O ministro Celso de Mello, do Supremo Tribunal Federal
(STF), arquivou nesta segunda-feira (1°) o pedido de partidos para que fossem
apreendidos celulares do presidente Jair Bolsonaro e do filho, o vereador
Carlos Bolsonaro (Republicanos-RJ).
O procurador-geral da República, Augusto Aras, já havia se
manifestado no STF contra a apreensão dos aparelhos. Aras entendeu que, como a
investigação é competência do MPF, não cabe intervenção de terceiros no
processo, como no caso de partidos e parlamentares.
Na decisão, o decano do STF fez questão de reafirmar a
posição da Corte “neste singular momento em que o Brasil enfrenta gravíssimos
desafios”.
“Torna-se essencial reafirmar, desde logo, neste singular
momento em que o Brasil enfrenta gravíssimos desafios, que o Supremo Tribunal Federal,
atento à sua alta responsabilidade institucional, não transigirá nem renunciará
ao desempenho isento e impessoal da jurisdição, fazendo sempre prevalecer os
valores fundantes da ordem democrática e prestando incondicional reverência ao
primado da Constituição, ao império das leis e à superioridade
político-jurídica das ideias que informam e que animam o espírito da
República”, disse Celso de Mello.
Pedido e reação do
governo
Os pedidos tinham sido feitos pelo PDT, PSB e PV e também
eram direcionados ao ex-ministro Sérgio Moro; ao ex-diretor-geral da PF,
Maurício Valeixo; e à deputada Carla Zambelli. A intenção era realizar novas
diligências como desdobramentos da investigação sobre a suposta interferência
do presidente Jair Bolsonaro na Polícia Federal (PF).
O ministro do STF tinha enviado os pedidos dos partidos à
Procuradoria-Geral da República no último dia 22. A medida, que é praxe e está
nas regras internas da Corte, provocou reação do ministro-chefe do Gabinete de
Segurança Institucional, general Augusto Heleno.

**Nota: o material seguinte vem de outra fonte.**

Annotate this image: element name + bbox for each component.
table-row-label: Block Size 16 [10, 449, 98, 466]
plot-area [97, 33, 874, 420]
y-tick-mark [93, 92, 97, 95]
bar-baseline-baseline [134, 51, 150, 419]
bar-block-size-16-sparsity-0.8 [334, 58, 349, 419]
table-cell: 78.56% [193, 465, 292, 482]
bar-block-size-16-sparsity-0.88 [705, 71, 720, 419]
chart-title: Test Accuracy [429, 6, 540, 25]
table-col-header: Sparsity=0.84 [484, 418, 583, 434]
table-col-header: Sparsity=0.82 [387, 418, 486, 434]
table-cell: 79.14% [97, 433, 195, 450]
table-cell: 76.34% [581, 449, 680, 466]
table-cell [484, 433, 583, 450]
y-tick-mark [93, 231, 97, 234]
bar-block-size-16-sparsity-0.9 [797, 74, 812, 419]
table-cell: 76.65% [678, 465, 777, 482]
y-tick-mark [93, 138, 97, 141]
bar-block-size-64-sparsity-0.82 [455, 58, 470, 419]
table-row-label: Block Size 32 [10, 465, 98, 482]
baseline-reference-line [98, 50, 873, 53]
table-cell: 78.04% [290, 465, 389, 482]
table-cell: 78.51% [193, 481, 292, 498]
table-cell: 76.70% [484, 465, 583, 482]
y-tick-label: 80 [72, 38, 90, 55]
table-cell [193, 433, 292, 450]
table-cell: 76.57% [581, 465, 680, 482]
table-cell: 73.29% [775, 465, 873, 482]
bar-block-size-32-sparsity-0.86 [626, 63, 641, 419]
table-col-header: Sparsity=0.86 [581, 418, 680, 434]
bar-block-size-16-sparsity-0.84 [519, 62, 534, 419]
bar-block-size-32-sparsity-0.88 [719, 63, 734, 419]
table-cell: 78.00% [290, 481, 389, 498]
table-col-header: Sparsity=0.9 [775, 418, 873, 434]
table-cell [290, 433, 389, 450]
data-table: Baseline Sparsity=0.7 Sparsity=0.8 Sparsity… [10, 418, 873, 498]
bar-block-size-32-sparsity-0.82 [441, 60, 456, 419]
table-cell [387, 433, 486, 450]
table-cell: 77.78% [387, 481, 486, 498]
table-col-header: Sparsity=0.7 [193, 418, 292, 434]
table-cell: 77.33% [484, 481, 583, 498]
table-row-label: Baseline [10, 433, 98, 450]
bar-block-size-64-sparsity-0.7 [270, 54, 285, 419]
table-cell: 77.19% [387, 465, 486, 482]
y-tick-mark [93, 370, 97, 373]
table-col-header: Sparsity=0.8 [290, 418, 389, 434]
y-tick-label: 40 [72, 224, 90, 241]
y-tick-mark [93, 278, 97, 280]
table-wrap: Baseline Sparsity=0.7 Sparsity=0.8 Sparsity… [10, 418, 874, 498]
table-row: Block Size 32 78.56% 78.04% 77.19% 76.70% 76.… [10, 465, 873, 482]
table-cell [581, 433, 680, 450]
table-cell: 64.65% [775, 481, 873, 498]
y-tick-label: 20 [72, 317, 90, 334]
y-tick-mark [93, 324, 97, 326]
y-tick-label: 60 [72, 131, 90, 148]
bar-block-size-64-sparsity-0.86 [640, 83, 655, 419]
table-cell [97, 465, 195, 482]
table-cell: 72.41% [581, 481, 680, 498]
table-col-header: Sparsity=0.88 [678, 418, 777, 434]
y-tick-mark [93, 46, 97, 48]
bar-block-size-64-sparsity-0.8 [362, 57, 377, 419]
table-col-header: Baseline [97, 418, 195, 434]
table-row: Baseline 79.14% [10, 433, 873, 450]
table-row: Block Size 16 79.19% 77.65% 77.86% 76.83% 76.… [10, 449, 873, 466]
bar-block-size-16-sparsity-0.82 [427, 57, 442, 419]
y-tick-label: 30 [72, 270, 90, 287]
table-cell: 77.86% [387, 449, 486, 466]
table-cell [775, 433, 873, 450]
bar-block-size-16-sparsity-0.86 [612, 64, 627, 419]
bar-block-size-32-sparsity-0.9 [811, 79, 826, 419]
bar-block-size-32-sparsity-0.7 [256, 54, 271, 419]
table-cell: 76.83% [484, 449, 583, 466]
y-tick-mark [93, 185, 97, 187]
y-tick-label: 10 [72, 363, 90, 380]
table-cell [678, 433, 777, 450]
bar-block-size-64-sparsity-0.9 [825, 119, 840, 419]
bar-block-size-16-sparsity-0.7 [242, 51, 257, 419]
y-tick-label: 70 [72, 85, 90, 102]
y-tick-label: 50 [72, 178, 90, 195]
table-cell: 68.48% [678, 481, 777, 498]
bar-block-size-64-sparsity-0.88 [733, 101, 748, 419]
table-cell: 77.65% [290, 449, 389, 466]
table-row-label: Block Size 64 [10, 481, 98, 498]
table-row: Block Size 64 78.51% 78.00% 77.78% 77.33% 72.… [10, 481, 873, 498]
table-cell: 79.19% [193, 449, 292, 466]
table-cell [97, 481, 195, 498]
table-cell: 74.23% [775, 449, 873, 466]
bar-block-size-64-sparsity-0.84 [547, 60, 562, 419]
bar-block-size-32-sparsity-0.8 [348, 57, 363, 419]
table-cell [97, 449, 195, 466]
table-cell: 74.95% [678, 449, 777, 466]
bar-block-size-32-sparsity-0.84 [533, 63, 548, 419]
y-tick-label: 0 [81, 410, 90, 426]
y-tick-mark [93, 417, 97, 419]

Em nota, Heleno afirmou que uma eventual decisão favorável à
apreensão dos celular do presidente poderia ter “consequências imprevisíveis”
para a estabilidade nacional. A nota provocou reação de entidades da sociedade
civil, parlamentares e juristas.
Nesta segunda, o ministro lembrou que a PGR se posicionou de
forma contrária às medidas propostas pelos partidos. Como cabe ao MP solicitar
investigações para, posteriormente, oferecer uma acusação formal na Justiça,
sem a intenção dos procuradores em prosseguir nas diligências, cabe à Justiça
arquivar o pedido.
“Fica evidente, assim, que o Poder Judiciário não dispõe de
competência para ordenar, para induzir ou, até mesmo, para estimular o
oferecimento de acusações penais pelo Ministério Público, pois tais
providências, como as que se buscam nestes autos, importariam não só em clara
ofensa a uma das mais expressivas funções institucionais do Ministério Público,
a quem se conferiu, em sede de “persecutio criminis”, o monopólio
constitucional do poder de acusar, sempre que se tratar de ilícitos
perseguíveis mediante ação penal de iniciativa pública, mas, também, em
vulneração explícita ao princípio acusatório”, concluiu o ministro.
A decisão
Na decisão, o ministro Celso de Mello mencionou que notícias
divulgadas no dia em que encaminhou o pedido à PGR tratavam da possibilidade de
o presidente não cumprir uma eventual decisão judicial que ordenasse a entrega
do aparelho.
“Notícias divulgadas pelos meios de comunicação social
revelaram que o Presidente da República ter-se-ia manifestado no sentido de não
cumprir e de não se submeter a eventual ordem desta Corte Suprema que
determinasse a apreensão cautelar do seu aparelho celular, muito embora sequer
houvesse, naquele momento, qualquer decisão nesse sentido, mas simples despacho
de encaminhamento dos autos da Pet 8.813/DF, de que sou Relator, ao eminente
Senhor Procurador-Geral da República, que ostenta a condição de “dominus
litis’”.
Mello afirmou que a “ameaça de desrespeito” a uma eventual
decisão judicial seria “inadmissível”. “Tal insólita ameaça de desrespeito a
eventual ordem judicial emanada de autoridade judiciária competente, de todo
inadmissível na perspectiva do princípio constitucional da separação de
poderes, se efetivamente cumprida, configuraria gravíssimo comportamento
transgressor, por parte do Presidente da República, da autoridade e da
supremacia da Constituição Federal”.
O ministro assegurou que cabe ao STF garantir, neste
momento, a intangibilidade da Constituição. “Esta Suprema Corte possui a exata
percepção do presente momento histórico que vivemos e tem consciência plena de
que lhe cabe preservar a intangibilidade da Constituição que nos governa a
todos, sendo o garante de sua integridade, de seus princípios e dos valores
nela consagrados, impedindo, desse modo, em defesa de sua supremacia, que
gestos, atitudes ou comportamentos, não importando de onde emanem ou provenham,
culminem por deformar a autoridade e degradar o alto significado de que se
reveste a Lei Fundamental da República”, ressaltou.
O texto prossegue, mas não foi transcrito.